Ableismus – Able ismus

Wer sich, anders als die Browser-Rechtschreibprüfung, grundsätzlich für Themen wie Gesundheit, Soziale Gerechtigkeit, etc interessiert, dieser Person ist das Wort Ableismus sicher schon einmal untergekommen, ohne es komplett “richtig” einordnen zu können.

Screenshot des Satzes zuvor, mit der Darstellung der Rechtschrbeiprüfung des Browsers. Die Rechtschreibprüfung hat das Wort "Ableismus" rot unterstrichen, was darauf schließen lässt, dass dieses Wort nicht im Standardwörterbuch vorhanden ist.
Die Rechtschreibprüfung des Browsers kennt das Wort “Ableismus” offenbar nicht.

Eine Lektion vorneweg: Es wird nicht Ab-lei-(i)smus ausgesprochen, sondern Able-ismus. Aus irgendeinem Grund ist das noch mal ein ganz anderer Eye-Opener – wie wenn man auf einmal versteht, dass es “Lap Top” ist und was das bedeutet. So war’s bei mir zumindest (beide Beispiele).

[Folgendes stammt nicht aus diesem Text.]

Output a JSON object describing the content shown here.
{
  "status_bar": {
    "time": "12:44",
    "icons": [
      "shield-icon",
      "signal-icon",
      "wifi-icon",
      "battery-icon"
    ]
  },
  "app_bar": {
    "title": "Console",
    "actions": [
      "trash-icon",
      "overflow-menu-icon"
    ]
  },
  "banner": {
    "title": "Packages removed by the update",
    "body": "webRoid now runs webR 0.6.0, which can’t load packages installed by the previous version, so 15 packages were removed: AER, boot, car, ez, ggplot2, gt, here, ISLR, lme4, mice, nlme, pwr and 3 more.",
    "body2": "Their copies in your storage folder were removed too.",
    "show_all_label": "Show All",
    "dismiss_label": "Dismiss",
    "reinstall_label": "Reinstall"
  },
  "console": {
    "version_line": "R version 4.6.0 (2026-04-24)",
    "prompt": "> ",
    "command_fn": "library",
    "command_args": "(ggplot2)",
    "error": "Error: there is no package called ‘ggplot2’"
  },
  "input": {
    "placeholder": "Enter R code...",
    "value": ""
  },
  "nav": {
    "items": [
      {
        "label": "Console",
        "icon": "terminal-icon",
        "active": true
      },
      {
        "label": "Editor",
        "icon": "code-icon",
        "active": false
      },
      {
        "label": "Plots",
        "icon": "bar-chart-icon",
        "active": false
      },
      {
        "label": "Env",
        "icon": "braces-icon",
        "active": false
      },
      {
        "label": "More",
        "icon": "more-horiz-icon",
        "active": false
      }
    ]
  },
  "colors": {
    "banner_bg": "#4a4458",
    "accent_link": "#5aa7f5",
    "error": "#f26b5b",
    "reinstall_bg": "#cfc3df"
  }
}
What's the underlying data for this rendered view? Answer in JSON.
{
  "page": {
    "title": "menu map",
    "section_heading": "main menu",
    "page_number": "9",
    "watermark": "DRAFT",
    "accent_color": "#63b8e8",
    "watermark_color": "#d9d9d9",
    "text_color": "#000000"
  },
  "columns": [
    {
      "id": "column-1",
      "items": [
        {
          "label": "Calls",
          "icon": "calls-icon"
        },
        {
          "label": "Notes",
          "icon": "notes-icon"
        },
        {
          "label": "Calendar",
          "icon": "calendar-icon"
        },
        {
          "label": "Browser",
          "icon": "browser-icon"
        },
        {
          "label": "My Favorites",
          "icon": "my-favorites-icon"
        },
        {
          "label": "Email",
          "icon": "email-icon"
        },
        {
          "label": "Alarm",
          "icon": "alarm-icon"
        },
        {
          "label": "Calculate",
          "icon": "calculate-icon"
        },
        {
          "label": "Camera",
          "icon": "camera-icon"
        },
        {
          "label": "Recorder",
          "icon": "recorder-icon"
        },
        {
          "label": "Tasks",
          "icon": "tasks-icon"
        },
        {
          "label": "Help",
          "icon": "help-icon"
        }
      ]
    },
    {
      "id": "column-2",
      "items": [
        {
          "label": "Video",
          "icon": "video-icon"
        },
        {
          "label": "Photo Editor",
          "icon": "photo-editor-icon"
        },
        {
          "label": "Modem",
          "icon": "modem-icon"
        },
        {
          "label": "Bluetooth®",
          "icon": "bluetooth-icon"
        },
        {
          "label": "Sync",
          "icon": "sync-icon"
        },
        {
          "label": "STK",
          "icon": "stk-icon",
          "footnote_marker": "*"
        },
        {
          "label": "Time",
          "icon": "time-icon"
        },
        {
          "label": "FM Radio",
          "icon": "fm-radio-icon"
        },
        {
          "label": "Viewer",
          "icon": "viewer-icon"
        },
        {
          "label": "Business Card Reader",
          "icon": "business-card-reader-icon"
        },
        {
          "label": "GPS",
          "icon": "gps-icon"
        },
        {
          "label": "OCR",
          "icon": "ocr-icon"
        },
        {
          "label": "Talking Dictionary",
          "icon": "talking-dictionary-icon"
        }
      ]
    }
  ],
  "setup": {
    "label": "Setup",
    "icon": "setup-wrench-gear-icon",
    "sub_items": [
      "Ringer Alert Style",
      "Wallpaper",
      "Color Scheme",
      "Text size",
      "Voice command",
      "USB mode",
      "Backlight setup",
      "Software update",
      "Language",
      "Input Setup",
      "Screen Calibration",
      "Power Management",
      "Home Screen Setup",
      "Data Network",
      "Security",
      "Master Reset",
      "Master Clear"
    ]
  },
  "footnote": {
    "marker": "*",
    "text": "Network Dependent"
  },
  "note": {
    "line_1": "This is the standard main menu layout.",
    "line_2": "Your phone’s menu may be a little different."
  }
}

Für alle, die eher auf Rechtschreibprüfungsprogramm-Stufe sind, fasse ich mal das Konzept kurz zusammen: Ableismus ist, wie andere ‑ismen, eine Diskriminierungsform.

Ich benutze jetzt mal die Definition der Fachstelle Teilhabeberatung:

Ableismus ist das Fachwort für die ungerechtfertigte Ungleichbehandlung (“Diskriminierung”) wegen einer körperlichen oder psychischen Beeinträchtigung oder aufgrund von Lernschwierigkeiten. Es ist also “Ableismus”, wenn ein Mensch wegen einer bestimmten, oft äußerlich wahrnehmbaren Eigenschaft oder einer Fähigkeit – seinem “Behindertsein” – bewertet wird.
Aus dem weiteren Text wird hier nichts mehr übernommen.